Australia Begin The Ashes Campaign with Change Abruptly Forced Upon an Older Team
The Ashes may offer one cause for celebration, but this contest will also witness the Aussie side celebrate more birthday parties than an arcade in the 90s. New boy Jake Weatherald had his 31st a day before the squad was named. Nathan Lyon turns 38 the day preceding the Perth Test. Beau Webster turns 32 just ahead of Brisbane, Usman Khawaja will be 39 on day two in Adelaide, Josh Hazlewood turns 35 on the fifth day in Sydney, and Mitchell Starc will be 36 before January is over.
Older Team Fascination Grows
For a couple of years there has been mounting fascination with the age of this team and especially the bowling unit. It is unusual to have almost every player near a Test side being over 30, except for novelty-sized mascot Cameron Green and custody-weekend visitor Sam Konstas. But it wasn't necessarily true that greater age was a disadvantage: a Test team boasting a four-bowler lineup with 1,568 wickets between them is scarcely a disadvantage, and it makes sense that all of those bowlers are well into their professional lives.
I can’t remember ever being so confident at the beginning of an away Ashes series | a former player
Perhaps what really highlighted the talking point is that the reserve players over that time, Scott Boland and Michael Neser, are also deep into their 30s. Younger bowlers have floated into squads – Lance Morris, Jhye Richardson – before disappearing for years with injuries, meaning there has been no clear line of succession.
Change Imposed by Setbacks
So far, that hasn't been an issue, as the core four plus Boland have kept on backing up. Any team knows that having a batch of similarly-aged players might mean a group of simultaneous departures, but so far transition has remained hypothetical: a process that would certainly be coming round the bend when she comes, but one that hadn’t yet become visible.
Now, suddenly, transition is upon them, imposed on this Aussie team in the span of a few weeks. The back injury to Pat Cummins was greeted with equanimity: he would likely only sit out the first Test, was the team management assessment, and as the first bowling change behind Starc and Hazlewood, he could comfortably be replaced by Boland.

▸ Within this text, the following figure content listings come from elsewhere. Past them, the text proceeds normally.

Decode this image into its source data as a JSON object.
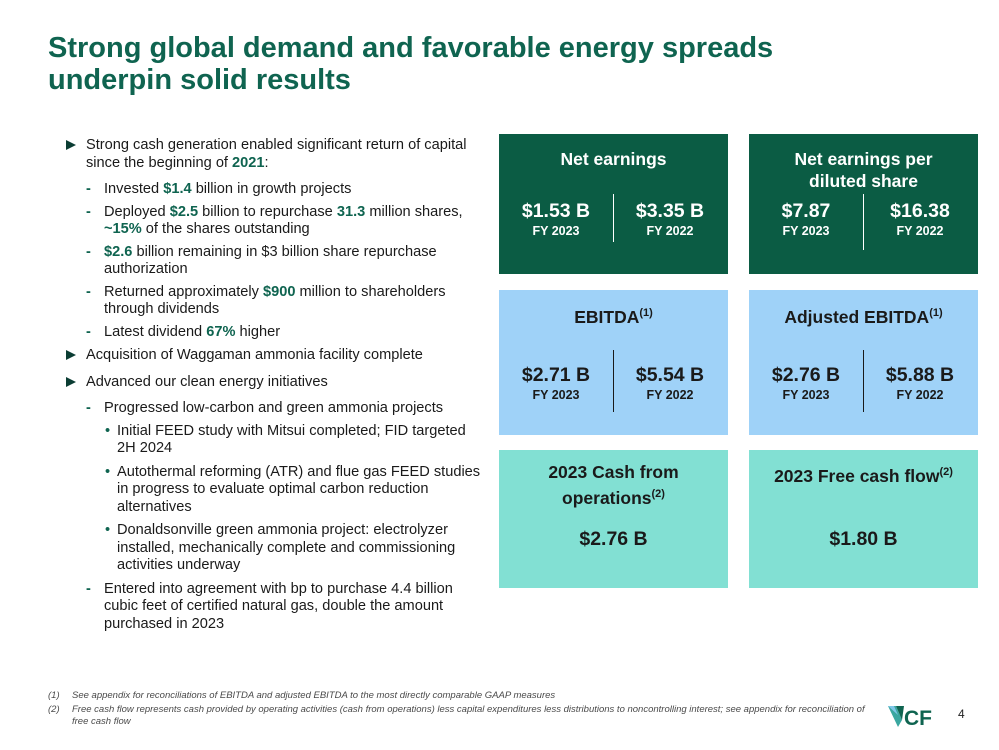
{
  "title": {
    "line1": "Strong global demand and favorable energy spreads",
    "line2": "underpin solid results"
  },
  "bullets": {
    "b1": {
      "pre": "Strong cash generation enabled significant return of capital since the beginning of ",
      "hl": "2021",
      "post": ":"
    },
    "sub1": {
      "pre": "Invested ",
      "hl": "$1.4",
      "post": " billion in growth projects"
    },
    "sub2": {
      "pre": "Deployed ",
      "hl1": "$2.5",
      "mid1": " billion to repurchase ",
      "hl2": "31.3",
      "mid2": " million shares, ",
      "hl3": "~15%",
      "post": " of the shares outstanding"
    },
    "sub3": {
      "hl": "$2.6",
      "post": " billion remaining in $3 billion share repurchase authorization"
    },
    "sub4": {
      "pre": "Returned approximately ",
      "hl": "$900",
      "post": " million to shareholders through dividends"
    },
    "sub5": {
      "pre": "Latest dividend ",
      "hl": "67%",
      "post": " higher"
    },
    "b2": "Acquisition of Waggaman ammonia facility complete",
    "b3": "Advanced our clean energy initiatives",
    "sub6": "Progressed low-carbon and green ammonia projects",
    "dot1": "Initial FEED study with Mitsui completed; FID targeted 2H 2024",
    "dot2": "Autothermal reforming (ATR) and flue gas FEED studies in progress to evaluate optimal carbon reduction alternatives",
    "dot3": "Donaldsonville green ammonia project: electrolyzer installed, mechanically complete and commissioning activities underway",
    "sub7": "Entered into agreement with bp to purchase 4.4 billion cubic feet of certified natural gas, double the amount purchased in 2023"
  },
  "cards": {
    "net_earnings": {
      "title": "Net earnings",
      "v1": "$1.53 B",
      "l1": "FY 2023",
      "v2": "$3.35 B",
      "l2": "FY 2022"
    },
    "eps": {
      "title": "Net earnings per diluted share",
      "v1": "$7.87",
      "l1": "FY 2023",
      "v2": "$16.38",
      "l2": "FY 2022"
    },
    "ebitda": {
      "title": "EBITDA",
      "sup": "(1)",
      "v1": "$2.71 B",
      "l1": "FY 2023",
      "v2": "$5.54 B",
      "l2": "FY 2022"
    },
    "adj_ebitda": {
      "title": "Adjusted EBITDA",
      "sup": "(1)",
      "v1": "$2.76 B",
      "l1": "FY 2023",
      "v2": "$5.88 B",
      "l2": "FY 2022"
    },
    "cfo": {
      "title": "2023 Cash from operations",
      "sup": "(2)",
      "value": "$2.76 B"
    },
    "fcf": {
      "title": "2023 Free cash flow",
      "sup": "(2)",
      "value": "$1.80 B"
    }
  },
  "footnotes": [
    {
      "num": "(1)",
      "text": "See appendix for reconciliations of EBITDA and adjusted EBITDA to the most directly comparable GAAP measures"
    },
    {
      "num": "(2)",
      "text": "Free cash flow represents cash provided by operating activities (cash from operations) less capital expenditures less distributions to noncontrolling interest; see appendix for reconciliation of free cash flow"
    }
  ],
  "logo": {
    "text": "CF"
  },
  "page_number": "4",
  "colors": {
    "brand_green": "#0f6450",
    "dark_card": "#0b5c44",
    "blue_card": "#9fd2f8",
    "teal_card": "#82e0d3"
  }
}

But now that Hazlewood has gone down with a hamstring injury, the team balance experiences a much more significant change with two key bowlers missing rather than one. Cummins and Hazlewood as the two accurate right-arm bowlers give the balance and control that allows Starc’s left-arm pace and swing to be used more as a weapon of attack. Missing both of them means a fundamental shift in the balance of the side. Boland taking the new ball is not unusual in his domestic career, but he has been so successful in Test matches coming on after seven or eight overs of initial onslaught. Now he’ll probably have to be the opening bowler.
Newcomer Faces Pressure
Behind him will come Brendan Doggett, who at 31 years old himself isn't an overawed youth, but he might become an nervous thirty-one-year-old. A full stadium crowd, half of it English, for the opening Test of a eagerly awaited Ashes series will not make for an simple first match, no matter how many media stories portray him as laid-back. He could be wheeled onto the ground on a sun lounger and still be anxious.
Register to The Spin
Who knows, it might all go swimmingly for this revamped bowling lineup. It might not. What is striking is how quickly Australia have transitioned from the surety of Starc, Lyon, Cummins, Hazlewood to the uncertainty of Starc, Lyon, mumble mumble. Who knows what further injuries the opening match may cause. Who knows whether Cummins will be fit for the Brisbane Test, and good to back up after that match, given how tricky stress injuries can be. Who knows how long Hazlewood might be sidelined, with a history of going down early in series and a history of initially small injuries becoming longer layoffs.
Future Unclear
The latter part of the contest may see the main four bowlers back together and all performing well. Or it might experience transition setting in much earlier than the stretch goal of 2027 in the UK. Not through Neser, who is apparently next in line and could be a excellent pink-ball Brisbane choice, but beyond that with options uncertain. Sean Abbott was in the initial squad, though he’s now also hurt and has never played a Test match. Richardson has just had his crash-test-dummy arm put back on, and this level is no place for easing into one’s work. After them lies the real unknown, and amid it all a chance for the opposing side. You can hear that change a-coming, rolling round the corner, and England ain’t seen the success since they don’t know when.